As provas de que Demóstenes Torres mentiu – e merece a cassação

“Não é crível que um Secretário de Segurança Pública, por duas vezes o chefe do Ministério Público, desconhecesse a folha corrida de seu interlocutor”, diz o relator Humberto Costa (PT-PE)
 

Ao longo de todo o processo que apurou seu possível envolvimento com o contraventor Carlos Augusto Ramos, o Carlinhos Cachoeira, o senador Demóstenes Torres (ex-DEM-GO) pediu insistentemente para não ser julgado pelo que disse, mas pelo que fez. Os atos e os fatos contra o senador que um dia encarnou o papel de “paladino da moralidade” entre seus pares estão descritos ao longo de 79 páginas do relatório do Humberto Costa (PT-PE), que também não se furtou a analisar as contradições e diferenças entre as palavras e os feitos do acusado.

Ao contrário do que a defesa tentou demonstrar, a relação entre Demóstenes e Cachoeira ia muito além das “circunstâncias meramente sociais”. Depoimentos, interceptações de conversas telefônicas e outras provas arroladas pelo relator demonstram que os encontros de ambos se davam em torno de problemas relativos aos negócios de Cachoeira. Humberto considerou “bizarra” a justificativa apresentada por Demóstenes para o que teria sido o início da amizade. Segundo o acusado, Cachoeira o teria procurado, quando era secretário de Segurança de Goiás, pedindo que ele reprimisse operadores de jogos de azar ilegais que atuavam no estado. “Isso me lembra o final do filme Casablanca, quando o Capitão Renault manda prender os ‘suspeitos de costume’ e sucumbe ao convite para uma grande amizade”, ironiza o relator.

Humberto não crê que Cachoeira tenha pedido a Demóstenes que desbaratasse o jogo do bicho, “a não ser que a ação repressiva da polícia goiana se limitasse à eliminação da concorrência”, já que era notório seu envolvimento com esse tipo de contravenção penal e sua “posição de destaque nesse ramo de negócios”. “Não é crível que um secretário de Segurança Pública, que antes fora, por duas vezes, o chefe do Ministério Público Estadual, desconhecesse a folha corrida de seu interlocutor”.

Em seu relatório, Humberto também lembra que Demóstenes Torres foi integrante da CPI dos Bingos — chegou a entrar com um mandado de segurança para ser escalado para a comissão – onde atuou como “implacável inquisidor”. Cachoeira foi personagem de destaque nas investigações. Mas hoje o mesmo Demóstenes diz não se lembrar de ter participado da CPI. “Foi tomado por súbita amnésia em relação a esses fatos, nos quais o seu protagonismo muito contribuiu para sua própria projeção como político notável, de envergadura nacional”, acrescenta o relator.

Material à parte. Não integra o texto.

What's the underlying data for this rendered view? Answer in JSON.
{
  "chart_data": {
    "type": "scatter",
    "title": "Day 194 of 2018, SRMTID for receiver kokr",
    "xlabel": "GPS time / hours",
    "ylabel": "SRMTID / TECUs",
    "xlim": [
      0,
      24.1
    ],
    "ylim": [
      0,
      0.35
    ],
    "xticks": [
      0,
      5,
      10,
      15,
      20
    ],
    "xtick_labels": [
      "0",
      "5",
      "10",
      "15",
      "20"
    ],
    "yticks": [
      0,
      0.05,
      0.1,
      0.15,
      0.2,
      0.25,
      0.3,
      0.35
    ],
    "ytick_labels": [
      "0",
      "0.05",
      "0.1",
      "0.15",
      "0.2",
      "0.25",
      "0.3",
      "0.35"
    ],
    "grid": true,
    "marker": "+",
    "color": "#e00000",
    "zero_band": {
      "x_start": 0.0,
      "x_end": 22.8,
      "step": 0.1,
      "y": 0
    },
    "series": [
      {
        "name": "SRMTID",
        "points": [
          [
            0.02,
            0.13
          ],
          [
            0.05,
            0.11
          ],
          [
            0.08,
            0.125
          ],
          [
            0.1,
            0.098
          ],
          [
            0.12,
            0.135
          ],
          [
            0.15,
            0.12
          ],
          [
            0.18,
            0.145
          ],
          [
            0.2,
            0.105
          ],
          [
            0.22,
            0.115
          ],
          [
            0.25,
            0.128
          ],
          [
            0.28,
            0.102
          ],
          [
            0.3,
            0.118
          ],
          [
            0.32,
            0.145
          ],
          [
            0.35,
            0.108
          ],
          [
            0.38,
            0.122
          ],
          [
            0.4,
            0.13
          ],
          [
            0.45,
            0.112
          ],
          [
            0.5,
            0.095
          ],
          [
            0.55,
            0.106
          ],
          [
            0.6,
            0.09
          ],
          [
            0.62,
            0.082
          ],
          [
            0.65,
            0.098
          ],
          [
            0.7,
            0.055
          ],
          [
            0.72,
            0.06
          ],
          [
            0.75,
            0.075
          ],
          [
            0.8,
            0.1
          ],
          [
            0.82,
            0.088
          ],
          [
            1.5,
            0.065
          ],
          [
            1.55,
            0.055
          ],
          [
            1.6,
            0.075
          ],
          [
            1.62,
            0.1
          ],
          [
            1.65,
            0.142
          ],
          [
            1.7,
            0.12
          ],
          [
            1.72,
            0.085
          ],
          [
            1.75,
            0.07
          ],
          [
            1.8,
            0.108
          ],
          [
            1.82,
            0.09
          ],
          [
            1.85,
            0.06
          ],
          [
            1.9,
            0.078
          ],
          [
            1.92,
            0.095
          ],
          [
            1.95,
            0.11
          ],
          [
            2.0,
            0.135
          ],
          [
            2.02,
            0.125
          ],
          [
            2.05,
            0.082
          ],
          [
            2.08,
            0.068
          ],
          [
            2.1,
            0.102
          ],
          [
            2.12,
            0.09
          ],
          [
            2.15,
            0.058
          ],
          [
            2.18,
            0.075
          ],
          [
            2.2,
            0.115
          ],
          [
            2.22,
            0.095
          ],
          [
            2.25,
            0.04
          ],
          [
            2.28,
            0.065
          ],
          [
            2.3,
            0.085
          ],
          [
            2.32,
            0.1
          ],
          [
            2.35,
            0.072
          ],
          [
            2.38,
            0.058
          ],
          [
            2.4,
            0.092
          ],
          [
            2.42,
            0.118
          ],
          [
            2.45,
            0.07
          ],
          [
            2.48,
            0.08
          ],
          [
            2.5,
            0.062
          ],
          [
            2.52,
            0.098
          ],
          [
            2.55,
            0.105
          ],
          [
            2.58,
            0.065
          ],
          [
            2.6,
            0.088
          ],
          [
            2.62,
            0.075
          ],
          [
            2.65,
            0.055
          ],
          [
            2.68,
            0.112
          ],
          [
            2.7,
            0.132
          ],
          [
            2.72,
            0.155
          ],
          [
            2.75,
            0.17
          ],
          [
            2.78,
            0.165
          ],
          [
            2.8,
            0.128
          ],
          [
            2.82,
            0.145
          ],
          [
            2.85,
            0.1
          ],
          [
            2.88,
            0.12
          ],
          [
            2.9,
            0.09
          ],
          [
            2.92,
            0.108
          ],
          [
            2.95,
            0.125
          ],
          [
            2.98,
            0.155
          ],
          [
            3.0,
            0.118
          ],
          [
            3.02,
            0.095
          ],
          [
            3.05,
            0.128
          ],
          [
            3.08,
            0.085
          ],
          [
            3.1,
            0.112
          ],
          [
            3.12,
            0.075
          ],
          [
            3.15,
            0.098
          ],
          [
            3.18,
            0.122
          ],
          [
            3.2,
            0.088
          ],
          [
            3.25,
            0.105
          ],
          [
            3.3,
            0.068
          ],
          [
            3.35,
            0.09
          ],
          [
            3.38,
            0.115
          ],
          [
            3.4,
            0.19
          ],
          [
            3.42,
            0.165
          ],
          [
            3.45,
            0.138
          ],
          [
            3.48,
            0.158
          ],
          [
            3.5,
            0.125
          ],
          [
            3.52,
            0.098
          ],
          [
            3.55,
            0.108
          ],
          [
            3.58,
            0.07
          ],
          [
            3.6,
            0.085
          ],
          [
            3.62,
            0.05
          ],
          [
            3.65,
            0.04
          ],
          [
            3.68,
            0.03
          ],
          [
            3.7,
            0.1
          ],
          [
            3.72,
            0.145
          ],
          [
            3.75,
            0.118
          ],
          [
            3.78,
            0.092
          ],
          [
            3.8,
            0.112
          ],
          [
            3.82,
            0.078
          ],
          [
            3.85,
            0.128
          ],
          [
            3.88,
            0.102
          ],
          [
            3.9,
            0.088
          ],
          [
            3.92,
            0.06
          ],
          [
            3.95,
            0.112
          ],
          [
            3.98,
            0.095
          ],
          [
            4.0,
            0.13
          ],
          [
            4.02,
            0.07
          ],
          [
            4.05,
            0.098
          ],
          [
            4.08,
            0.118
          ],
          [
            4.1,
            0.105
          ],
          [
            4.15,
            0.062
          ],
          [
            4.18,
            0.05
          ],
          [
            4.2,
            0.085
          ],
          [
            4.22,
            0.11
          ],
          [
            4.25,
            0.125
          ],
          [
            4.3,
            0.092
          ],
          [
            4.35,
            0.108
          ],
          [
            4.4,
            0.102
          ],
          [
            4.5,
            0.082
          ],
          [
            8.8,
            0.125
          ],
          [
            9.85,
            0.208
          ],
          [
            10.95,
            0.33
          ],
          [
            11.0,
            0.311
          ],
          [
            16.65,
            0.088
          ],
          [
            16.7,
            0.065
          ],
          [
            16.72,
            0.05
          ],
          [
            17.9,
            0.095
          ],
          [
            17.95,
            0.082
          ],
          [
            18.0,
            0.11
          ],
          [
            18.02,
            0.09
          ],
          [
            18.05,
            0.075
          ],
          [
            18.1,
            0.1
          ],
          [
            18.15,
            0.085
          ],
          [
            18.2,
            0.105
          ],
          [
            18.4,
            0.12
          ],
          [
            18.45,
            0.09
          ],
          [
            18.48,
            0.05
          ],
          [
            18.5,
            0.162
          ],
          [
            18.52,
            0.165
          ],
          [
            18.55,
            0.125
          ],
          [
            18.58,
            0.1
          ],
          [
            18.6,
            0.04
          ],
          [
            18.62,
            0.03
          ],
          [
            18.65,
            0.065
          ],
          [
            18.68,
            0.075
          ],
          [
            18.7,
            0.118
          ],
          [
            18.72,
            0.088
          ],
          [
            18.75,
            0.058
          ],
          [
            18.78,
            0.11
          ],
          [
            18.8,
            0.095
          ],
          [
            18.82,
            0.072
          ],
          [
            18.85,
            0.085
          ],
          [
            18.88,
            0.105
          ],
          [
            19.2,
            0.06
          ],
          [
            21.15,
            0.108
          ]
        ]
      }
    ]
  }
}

Em seu depoimento ao Conselho de Ética, Demóstenes mostrou-se orgulhoso de seus conhecimentos tecnológicos sobre a suposta “invulnerabilidade” dos aparelhos rádio-celulares marca Nextel, expertise que teria sido adiquirida quando exerceu o cargo de secretário de Segurança Pública de Goiás. Apesar disso, no âmbito da Operação Monte Carlo, da Polícia Federal, foram interceptadas e já degravadas pelo menos 97 ligações do acusado para o contraventor, usando o aparelho Nextel.

Em várias oportunidades, Demóstenes Torres alegou que conversava muito com Carlinhos Cachoeira por conta dos problemas conjugais de seu suplente.  “Um detalhe curioso: pelas conversas telefônicas já degravadas, em nenhuma vez trataram do problema conjugal que o representado asseverara ao Plenário ser o grosso de suas conversas com Cachoeira”, aponta o relator.

O relatório de Humberto lembra ainda, quer as interceptações telefônicas mostram Demóstenes aconselhando Cachoeira contra um projeto que endurecia o combate aos jogos de azar. “Isso te pega”, alerta o senador ao contraventor.

Desde 1999, a vida política de Demóstenes gravita em tornos dos interesses de Carlinhos Cachoeira no ramo de jogos de azar”, conclui o relatório de Humberto, para quem o papel do senador não era apenas operacional, mas o de “braço político”, um “facilitador institucional que poderia auxiliar na manutenção e na satisfação dos interesses de Cachoeira”.